Well if he does not claim a disability and you don’t perceive him as disabled, he doesn’t have an Americans with Disabilities Act claim.
“How old is Mark?” “I think he’s about 45 years old.”
Then he is covered by the Age Discrimination in Employment Act. This is probably the greatest risk for the concrete contractor as the workforce gradually ages.
“Have you documented Mark’s inability to do the job?” “Not really. My crew leaders tell me that he’s just not cutting it. And on a couple of recent jobs we incurred overtime expenses that were caused by Mark’s slow performance – at least that’s what the crew leaders tell me.”
“Does Mark have a problem with any particular crew leader?” “No, all of the crew leaders think that Mark is the slowest worker and each tries to avoid having Mark on his crew.”
“Have you had any discussions with Mark about his performance problems?” “No, I am just trying to be proactive and look out for my business.”
Okay, we have a white Caucasian American who is over 40 with no apparent disabilities or religious affiliation and whose performance failings have not really been documented. I recommended that Bill not fire Mark yet. Instead, I suggested that Bill put Mark on a “Performance Improvement Plan” with a defined goal and deadlines that they jointly discussed and agreed upon. This gives Bill the chance to document Mark’s problems and may lead Mark to the conclusion that he can no longer do the work.
Mark presents a situation that more and more concrete contractors will face as their work force ages. Although some workers will get injured, you would like to minimize this. Still more workers will just slow down. As the business owner, you have to decide how much is enough and where to draw the line. In doing so, it is vital that you be consistent and fair.
If possible, when you use a performance improvement plan, set realistic, attainable, measurable goals and deadlines. Consider reducing these to a written document so the worker can sign and keep a copy. Follow-up is critical in these circumstances. If the worker is permitted to “skip” a deadline, you will lose the ability to effectively discipline and/or manage the worker’s performance.

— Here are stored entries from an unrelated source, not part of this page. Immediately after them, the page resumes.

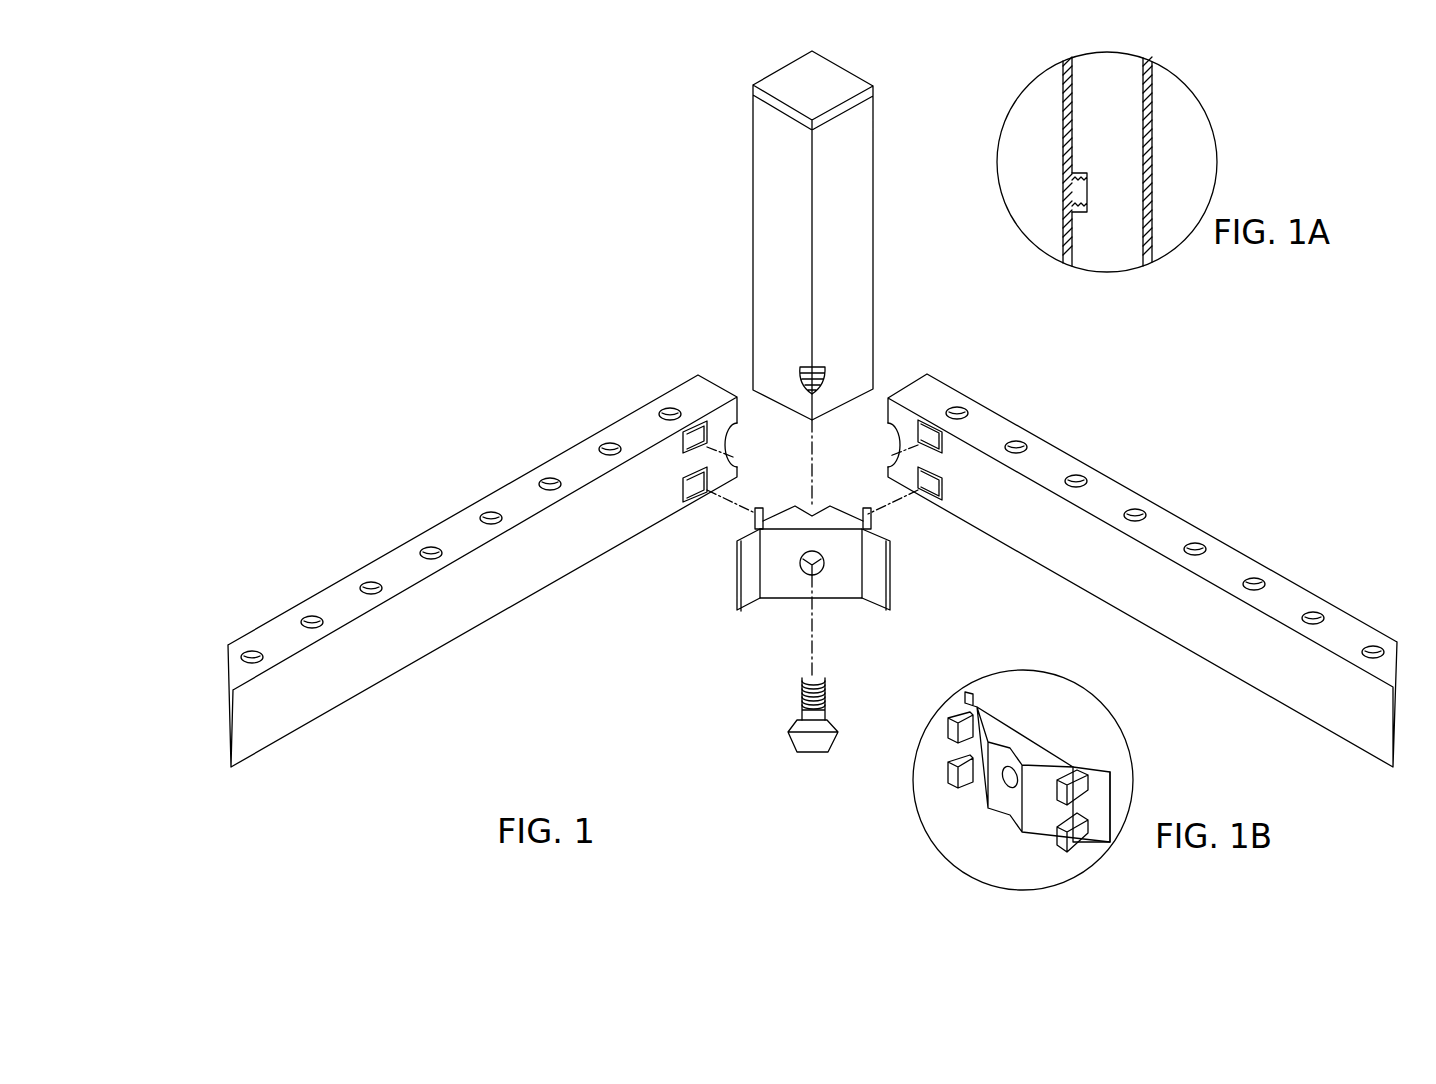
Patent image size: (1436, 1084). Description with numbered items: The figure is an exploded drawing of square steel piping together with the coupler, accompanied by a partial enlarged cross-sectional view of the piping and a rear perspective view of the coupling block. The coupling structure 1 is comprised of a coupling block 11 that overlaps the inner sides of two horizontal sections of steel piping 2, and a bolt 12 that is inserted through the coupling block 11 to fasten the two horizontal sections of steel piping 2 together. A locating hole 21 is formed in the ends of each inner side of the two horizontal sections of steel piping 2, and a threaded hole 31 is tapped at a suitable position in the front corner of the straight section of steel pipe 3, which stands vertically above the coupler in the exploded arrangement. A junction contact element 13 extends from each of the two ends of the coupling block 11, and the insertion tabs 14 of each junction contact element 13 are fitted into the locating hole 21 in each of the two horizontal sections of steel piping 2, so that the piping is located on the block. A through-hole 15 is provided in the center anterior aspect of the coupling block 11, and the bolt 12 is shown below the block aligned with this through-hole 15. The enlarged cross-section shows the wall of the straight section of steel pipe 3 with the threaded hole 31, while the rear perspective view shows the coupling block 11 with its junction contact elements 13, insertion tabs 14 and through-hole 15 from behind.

In FIG. 1, the coupling structure 1 is at (740, 695).
In FIG. 1, the horizontal sections of steel piping 2 is at (458, 528).
In FIG. 1, the straight section of steel pipe 3 is at (779, 223).
In FIG. 1A, the straight section of steel pipe 3 is at (1127, 142).
In FIG. 1, the coupling block 11 is at (783, 587).
In FIG. 1B, the coupling block 11 is at (1027, 762).
In FIG. 1, the bolt 12 is at (808, 740).
In FIG. 1, the junction contact element 13 is at (753, 565).
In FIG. 1B, the junction contact element 13 is at (1103, 797).
In FIG. 1B, the insertion tabs 14 is at (953, 728).
In FIG. 1, the through-hole 15 is at (805, 570).
In FIG. 1B, the through-hole 15 is at (1017, 783).
In FIG. 1, the locating hole 21 is at (700, 437).
In FIG. 1, the threaded hole 31 is at (800, 372).
In FIG. 1A, the threaded hole 31 is at (1077, 214).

Documentation is also critical. As workers slow down, you need to have some objective measurement of the decline in performance. Otherwise, you are open to liability for (usually) age discrimination. Essentially, the worker claims that you are eliminating workers over 40 years of age in favor of younger, stronger workers. If you cannot demonstrate the worker’s decline in performance, the risk of losing a lawsuit is much higher. Absent an objective measurement, it is your word against your worker’s word, and juries are likely to believe that especially in the concrete industry, employers prefer younger, stronger workers in every case.
Using a formal plan can also lead the worker to quitting voluntarily, which virtually ensures that there will be no lawsuit. Of course, you need to have an honest, candid discussion with the worker as you set the plan terms.